I was in the middle of a down time. Things weren’t going my way and I was feeling empty.

The church I was pastoring had grown for the first six years and other pastors were asking me for advice on how to grow theirs. Fruit had been abundant. But then we took a massive u-turn and started shrinking. I was working just as hard as before, but the results were disheartening.

So, when I showed up to help my super young youth pastor, Faith, with the middle school group, I was coasting on fumes. I was there to help run games, but I had nothing else to share.

Well, Faith was never one to do youth ministry by the playbook and she did something that few would ever think to do with middle schoolers. She had everyone pair up and pray for each other. Yep. A group of boys who were continually making fart noises and a group of giggling girls — they were going to go deep in prayer. Right!

Well, they did.

The girl matched with me was a guest and a little older than the rest, but she was no more than 15 or 16. But that didn’t stop her from being God’s voice to me, speaking words I needed to hear.

After praying for me, she said this:

“God has given me an image. The image I have of you is of a tree with no fruit on its branches.”

Yep. That’s me, I thought. Failed. Fruitless.

But she continued: “The reason there is no fruit on the branches is because it has fallen to the ground. And there are trees all around your tree which have grown up from your fallen fruit. Stop looking at your branches and start looking around yourself instead. That’s where your real fruit is.”

I was stunned.

I had been so focused on the seeming fruitlessness of that moment in time I was living in that I failed to see the real fruit God had been growing out of me.

Living in the moment can be a lie, editing the stories of our lives into snapshots that don’t speak the truth about the whole thing that God is doing in and through us.

As a friend pointed out later, the real fruit of an apple tree isn’t apples. The real fruit of an apple tree is more apple trees.

We have to look beyond our branches to see our real fruit.

I was reminded of this story this past week as I got together with a group of about 50 people who have started or are starting new churches. When the same group met not quite three years ago, there were only three of us. Over those three years, we’d grown from three trees into an orchard.

But over those same three years, my own attempts at starting a church haven’t fared so well. The first attempt folded and the second attempt is in its small, early stage and may or may not grow much. In other words, I’m not feeling particularly fruitful in my role as a church planter. My branches are fairly bare.

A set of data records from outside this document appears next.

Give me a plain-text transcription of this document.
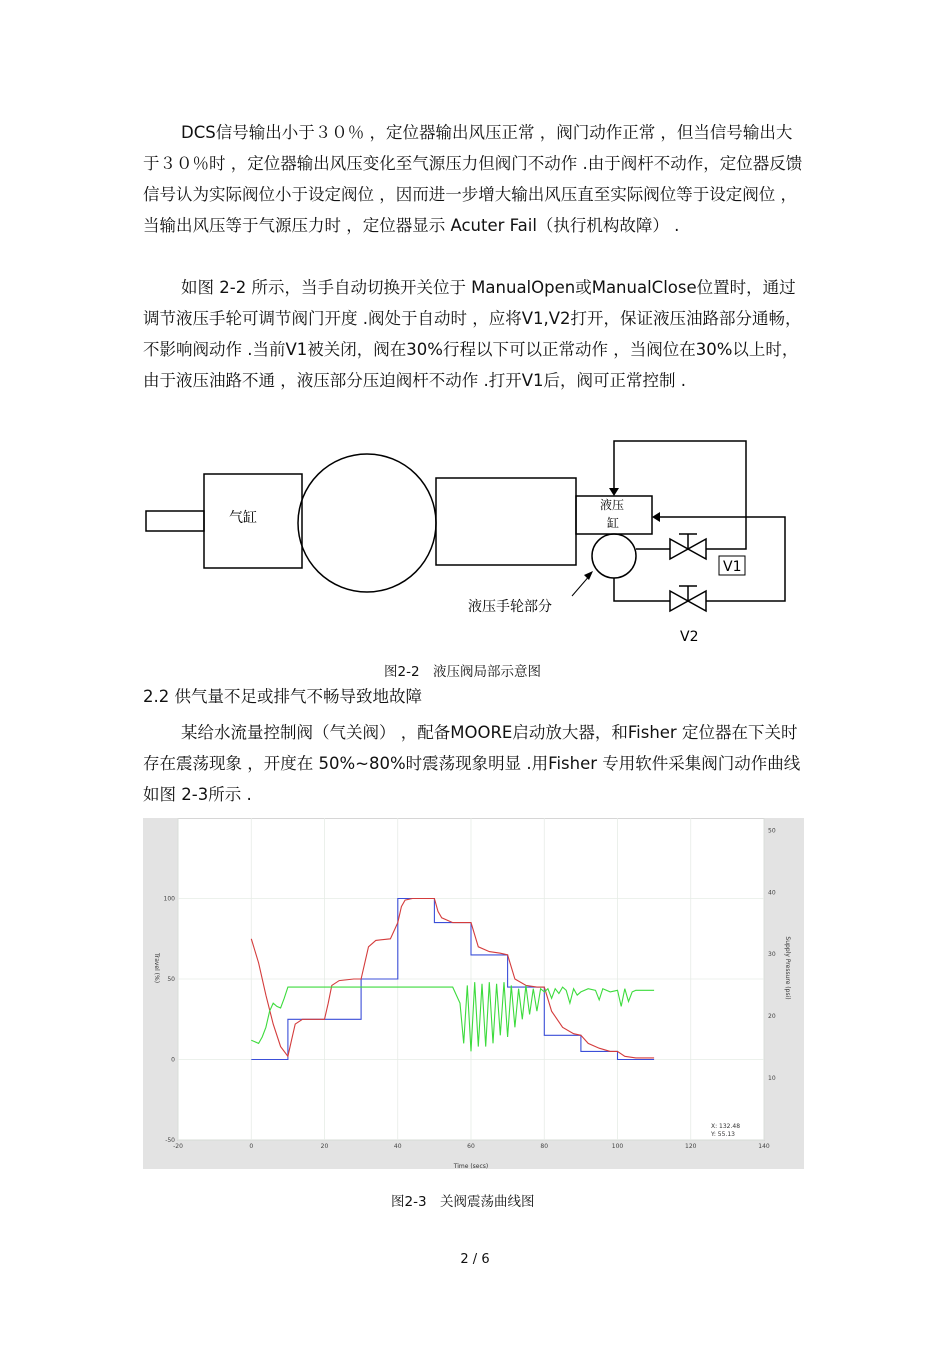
DCS信号输出小于３０％ ，定位器输出风压正常 ，阀门动作正常 ，但当信号输出大于３０％时 ，定位器输出风压变化至气源压力但阀门不动作 .由于阀杆不动作，定位器反馈信号认为实际阀位小于设定阀位 ，因而进一步增大输出风压直至实际阀位等于设定阀位 ，当输出风压等于气源压力时 ，定位器显示 Acuter Fail（执行机构故障） .

如图 2-2 所示，当手自动切换开关位于 ManualOpen或ManualClose位置时，通过调节液压手轮可调节阀门开度 .阀处于自动时 ，应将V1,V2打开，保证液压油路部分通畅，不影响阀动作 .当前V1被关闭，阀在30%行程以下可以正常动作 ，当阀位在30%以上时，由于液压油路不通 ，液压部分压迫阀杆不动作 .打开V1后，阀可正常控制 .

气缸
液压
缸
V1
液压手轮部分
V2
图2-2　液压阀局部示意图
2.2 供气量不足或排气不畅导致地故障

某给水流量控制阀（气关阀） ，配备MOORE启动放大器，和Fisher 定位器在下关时存在震荡现象 ，开度在 50%~80%时震荡现象明显 .用Fisher 专用软件采集阀门动作曲线如图 2-3所示 .

-20	0	20	40	60	80	100	120	140
-50
0
50
100
10
20
30
40
50
Time (secs)
Travel (%)	Supply Pressure (psi)
X: 132.48
Y: 55.13
图2-3　关阀震荡曲线图
2 / 6
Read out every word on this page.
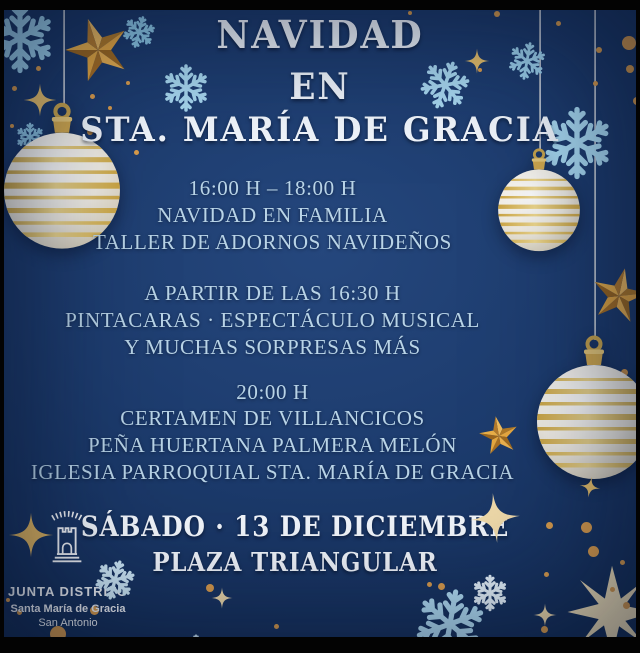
NAVIDAD
EN
STA. MARÍA DE GRACIA
16:00 H – 18:00 H
NAVIDAD EN FAMILIA
TALLER DE ADORNOS NAVIDEÑOS
A PARTIR DE LAS 16:30 H
PINTACARAS · ESPECTÁCULO MUSICAL
Y MUCHAS SORPRESAS MÁS
20:00 H
CERTAMEN DE VILLANCICOS
PEÑA HUERTANA PALMERA MELÓN
IGLESIA PARROQUIAL STA. MARÍA DE GRACIA
SÁBADO · 13 DE DICIEMBRE
PLAZA TRIANGULAR
JUNTA DISTRITO
Santa María de Gracia
San Antonio
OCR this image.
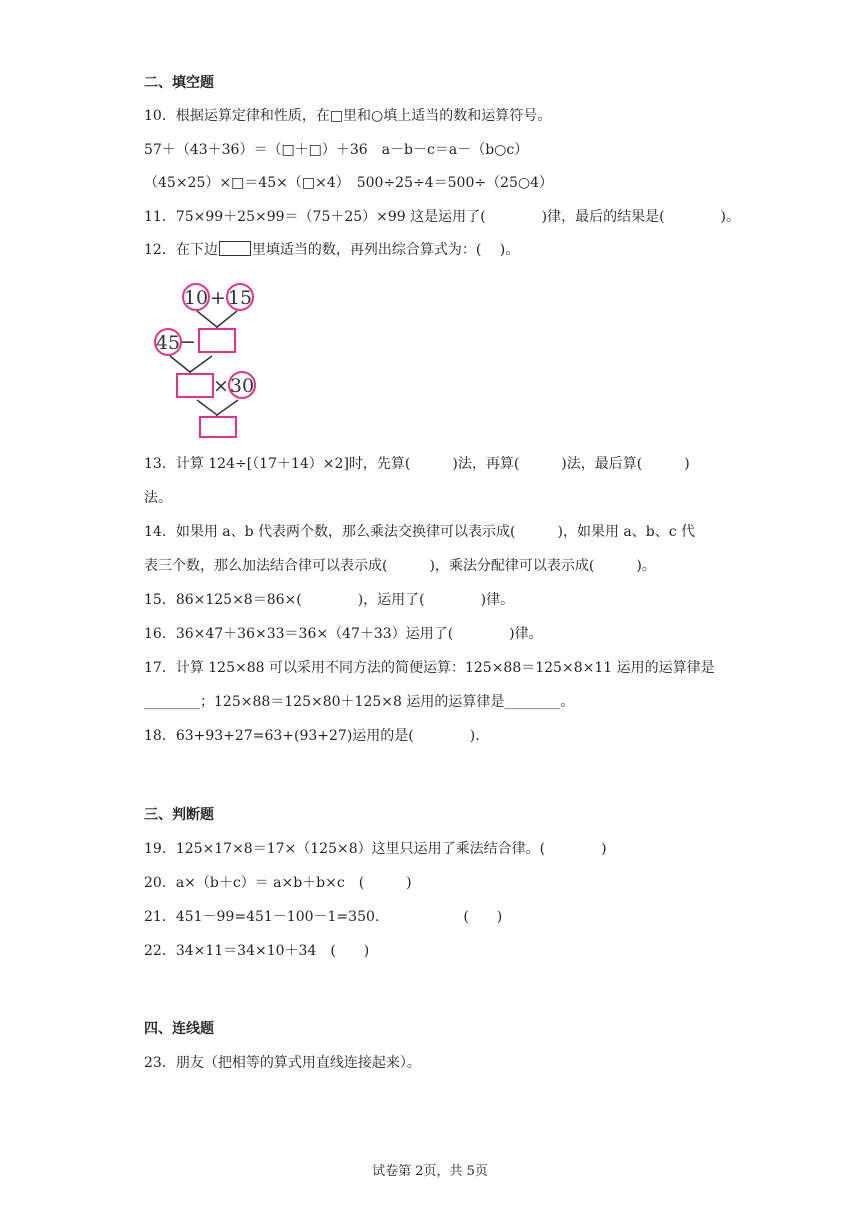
二、填空题
10．根据运算定律和性质，在□里和○填上适当的数和运算符号。
57＋（43＋36）＝（□＋□）＋36　a－b－c＝a－（b○c）
（45×25）×□＝45×（□×4）　500÷25÷4＝500÷（25○4）
11．75×99＋25×99＝（75＋25）×99 这是运用了(　　　　)律，最后的结果是(　　　　)。
12．在下边 里填适当的数，再列出综合算式为：(　 )。
10 + 15
45 −
× 30
13．计算 124÷[（17＋14）×2]时，先算(　　　)法，再算(　　　)法，最后算(　　　)
法。
14．如果用 a、b 代表两个数，那么乘法交换律可以表示成(　　　)，如果用 a、b、c 代
表三个数，那么加法结合律可以表示成(　　　)，乘法分配律可以表示成(　　　)。
15．86×125×8＝86×(　　　　)，运用了(　　　　)律。
16．36×47＋36×33＝36×（47＋33）运用了(　　　　)律。
17．计算 125×88 可以采用不同方法的简便运算：125×88＝125×8×11 运用的运算律是
________；125×88＝125×80＋125×8 运用的运算律是________。
18．63+93+27=63+(93+27)运用的是(　　　　).
三、判断题
19．125×17×8＝17×（125×8）这里只运用了乘法结合律。(　　　　)
20．a×（b＋c）＝ a×b＋b×c　(　　　)
21．451－99=451－100－1=350.　　　　　　(　　)
22．34×11＝34×10＋34　(　　)
四、连线题
23．朋友（把相等的算式用直线连接起来）。
试卷第 2页，共 5页
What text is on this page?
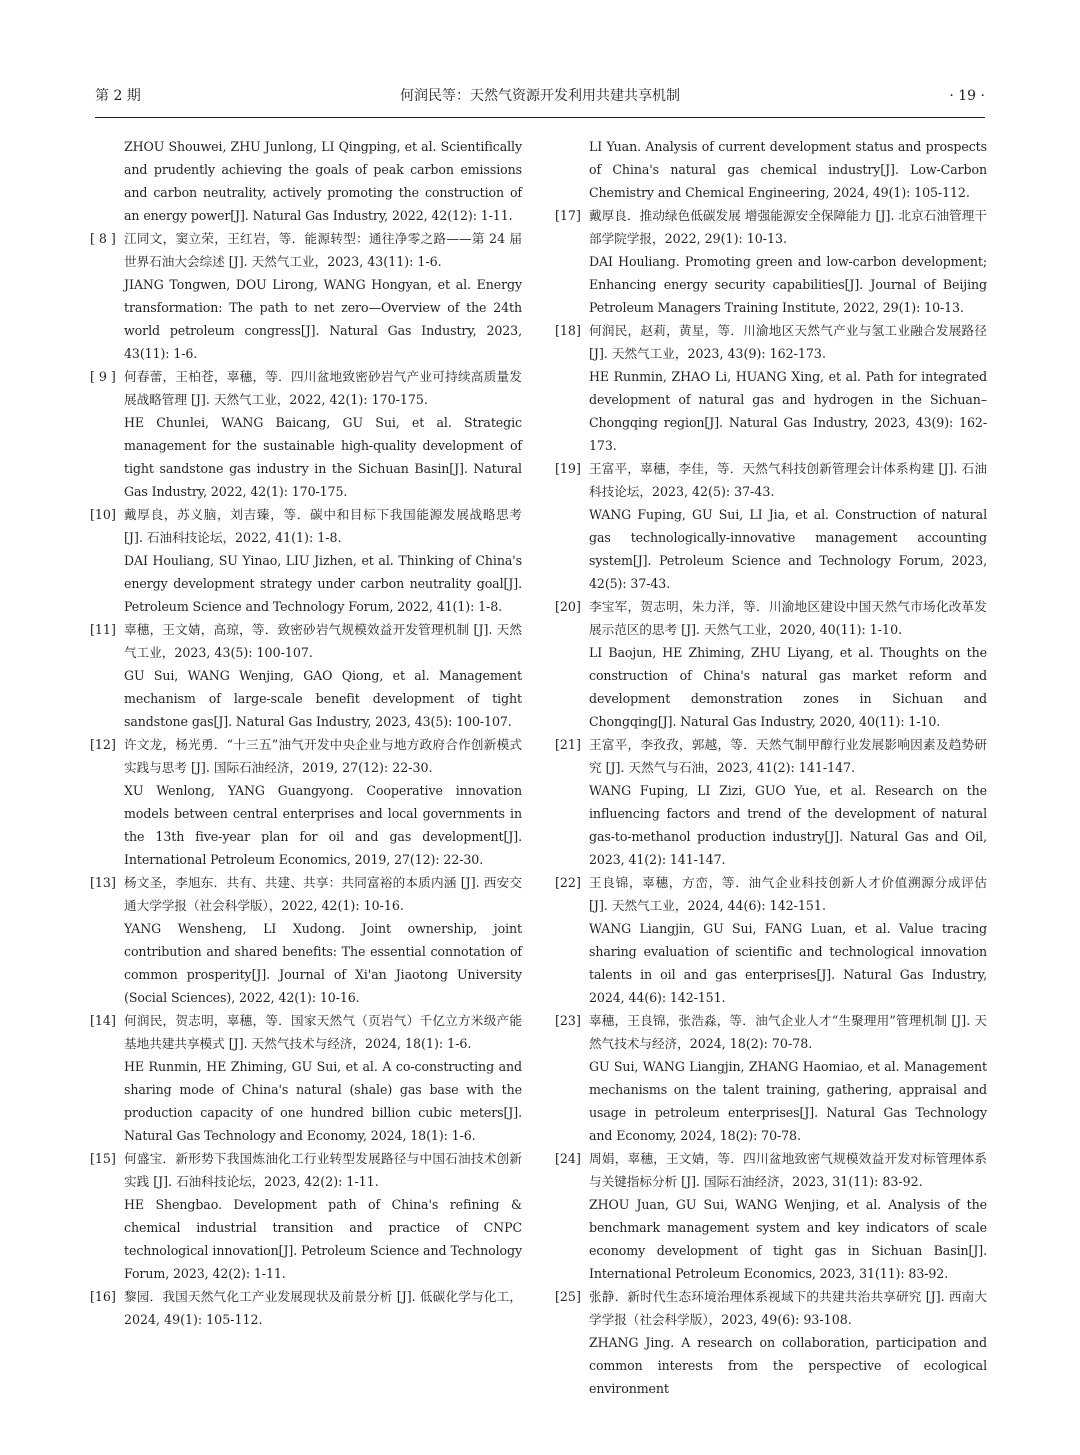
第 2 期	何润民等：天然气资源开发利用共建共享机制	· 19 ·
ZHOU Shouwei, ZHU Junlong, LI Qingping, et al. Scientifically and prudently achieving the goals of peak carbon emissions and carbon neutrality, actively promoting the construction of an energy power[J]. Natural Gas Industry, 2022, 42(12): 1-11.
[ 8 ] 江同文，窦立荣，王红岩，等．能源转型：通往净零之路——第 24 届世界石油大会综述 [J]. 天然气工业，2023, 43(11): 1-6.
JIANG Tongwen, DOU Lirong, WANG Hongyan, et al. Energy transformation: The path to net zero—Overview of the 24th world petroleum congress[J]. Natural Gas Industry, 2023, 43(11): 1-6.
[ 9 ] 何春蕾，王柏苍，辜穗，等．四川盆地致密砂岩气产业可持续高质量发展战略管理 [J]. 天然气工业，2022, 42(1): 170-175.
HE Chunlei, WANG Baicang, GU Sui, et al. Strategic management for the sustainable high-quality development of tight sandstone gas industry in the Sichuan Basin[J]. Natural Gas Industry, 2022, 42(1): 170-175.
[10] 戴厚良，苏义脑，刘吉臻，等．碳中和目标下我国能源发展战略思考 [J]. 石油科技论坛，2022, 41(1): 1-8.
DAI Houliang, SU Yinao, LIU Jizhen, et al. Thinking of China's energy development strategy under carbon neutrality goal[J]. Petroleum Science and Technology Forum, 2022, 41(1): 1-8.
[11] 辜穗，王文婧，高琼，等．致密砂岩气规模效益开发管理机制 [J]. 天然气工业，2023, 43(5): 100-107.
GU Sui, WANG Wenjing, GAO Qiong, et al. Management mechanism of large-scale benefit development of tight sandstone gas[J]. Natural Gas Industry, 2023, 43(5): 100-107.
[12] 许文龙，杨光勇．“十三五”油气开发中央企业与地方政府合作创新模式实践与思考 [J]. 国际石油经济，2019, 27(12): 22-30.
XU Wenlong, YANG Guangyong. Cooperative innovation models between central enterprises and local governments in the 13th five-year plan for oil and gas development[J]. International Petroleum Economics, 2019, 27(12): 22-30.
[13] 杨文圣，李旭东．共有、共建、共享：共同富裕的本质内涵 [J]. 西安交通大学学报（社会科学版），2022, 42(1): 10-16.
YANG Wensheng, LI Xudong. Joint ownership, joint contribution and shared benefits: The essential connotation of common prosperity[J]. Journal of Xi'an Jiaotong University (Social Sciences), 2022, 42(1): 10-16.
[14] 何润民，贺志明，辜穗，等．国家天然气（页岩气）千亿立方米级产能基地共建共享模式 [J]. 天然气技术与经济，2024, 18(1): 1-6.
HE Runmin, HE Zhiming, GU Sui, et al. A co-constructing and sharing mode of China's natural (shale) gas base with the production capacity of one hundred billion cubic meters[J]. Natural Gas Technology and Economy, 2024, 18(1): 1-6.
[15] 何盛宝．新形势下我国炼油化工行业转型发展路径与中国石油技术创新实践 [J]. 石油科技论坛，2023, 42(2): 1-11.
HE Shengbao. Development path of China's refining & chemical industrial transition and practice of CNPC technological innovation[J]. Petroleum Science and Technology Forum, 2023, 42(2): 1-11.
[16] 黎园．我国天然气化工产业发展现状及前景分析 [J]. 低碳化学与化工，2024, 49(1): 105-112.
LI Yuan. Analysis of current development status and prospects of China's natural gas chemical industry[J]. Low-Carbon Chemistry and Chemical Engineering, 2024, 49(1): 105-112.
[17] 戴厚良．推动绿色低碳发展 增强能源安全保障能力 [J]. 北京石油管理干部学院学报，2022, 29(1): 10-13.
DAI Houliang. Promoting green and low-carbon development; Enhancing energy security capabilities[J]. Journal of Beijing Petroleum Managers Training Institute, 2022, 29(1): 10-13.
[18] 何润民，赵莉，黄星，等．川渝地区天然气产业与氢工业融合发展路径 [J]. 天然气工业，2023, 43(9): 162-173.
HE Runmin, ZHAO Li, HUANG Xing, et al. Path for integrated development of natural gas and hydrogen in the Sichuan–Chongqing region[J]. Natural Gas Industry, 2023, 43(9): 162-173.
[19] 王富平，辜穗，李佳，等．天然气科技创新管理会计体系构建 [J]. 石油科技论坛，2023, 42(5): 37-43.
WANG Fuping, GU Sui, LI Jia, et al. Construction of natural gas technologically-innovative management accounting system[J]. Petroleum Science and Technology Forum, 2023, 42(5): 37-43.
[20] 李宝军，贺志明，朱力洋，等．川渝地区建设中国天然气市场化改革发展示范区的思考 [J]. 天然气工业，2020, 40(11): 1-10.
LI Baojun, HE Zhiming, ZHU Liyang, et al. Thoughts on the construction of China's natural gas market reform and development demonstration zones in Sichuan and Chongqing[J]. Natural Gas Industry, 2020, 40(11): 1-10.
[21] 王富平，李孜孜，郭越，等．天然气制甲醇行业发展影响因素及趋势研究 [J]. 天然气与石油，2023, 41(2): 141-147.
WANG Fuping, LI Zizi, GUO Yue, et al. Research on the influencing factors and trend of the development of natural gas-to-methanol production industry[J]. Natural Gas and Oil, 2023, 41(2): 141-147.
[22] 王良锦，辜穗，方峦，等．油气企业科技创新人才价值溯源分成评估 [J]. 天然气工业，2024, 44(6): 142-151.
WANG Liangjin, GU Sui, FANG Luan, et al. Value tracing sharing evaluation of scientific and technological innovation talents in oil and gas enterprises[J]. Natural Gas Industry, 2024, 44(6): 142-151.
[23] 辜穗，王良锦，张浩淼，等．油气企业人才“生聚理用”管理机制 [J]. 天然气技术与经济，2024, 18(2): 70-78.
GU Sui, WANG Liangjin, ZHANG Haomiao, et al. Management mechanisms on the talent training, gathering, appraisal and usage in petroleum enterprises[J]. Natural Gas Technology and Economy, 2024, 18(2): 70-78.
[24] 周娟，辜穗，王文婧，等．四川盆地致密气规模效益开发对标管理体系与关键指标分析 [J]. 国际石油经济，2023, 31(11): 83-92.
ZHOU Juan, GU Sui, WANG Wenjing, et al. Analysis of the benchmark management system and key indicators of scale economy development of tight gas in Sichuan Basin[J]. International Petroleum Economics, 2023, 31(11): 83-92.
[25] 张静．新时代生态环境治理体系视域下的共建共治共享研究 [J]. 西南大学学报（社会科学版），2023, 49(6): 93-108.
ZHANG Jing. A research on collaboration, participation and common interests from the perspective of ecological environment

But one of the young pastors came up to me yesterday and said, “Whenever I tell the story of our church plant, I always start by talking about a conversation my wife and I had with you several years ago.”

I heard similar stories this past summer when I spent time volunteering at Lakeside Bible Camp and people whose lives I’d impacted two decades ago told me stories of what it had done for them. Again, where my branches looked fruitless to me, trees had grown up around me.

This is God’s way. This is how he wants it to be.

I know that my days of having children are over. But I know that my four kids will have kids of their own in the years to come. And this, too, is how it ought to be. Parents become grandparents. Players become coaches. And on it goes.

The fruit is there. I just need eyes to look further afield to see it.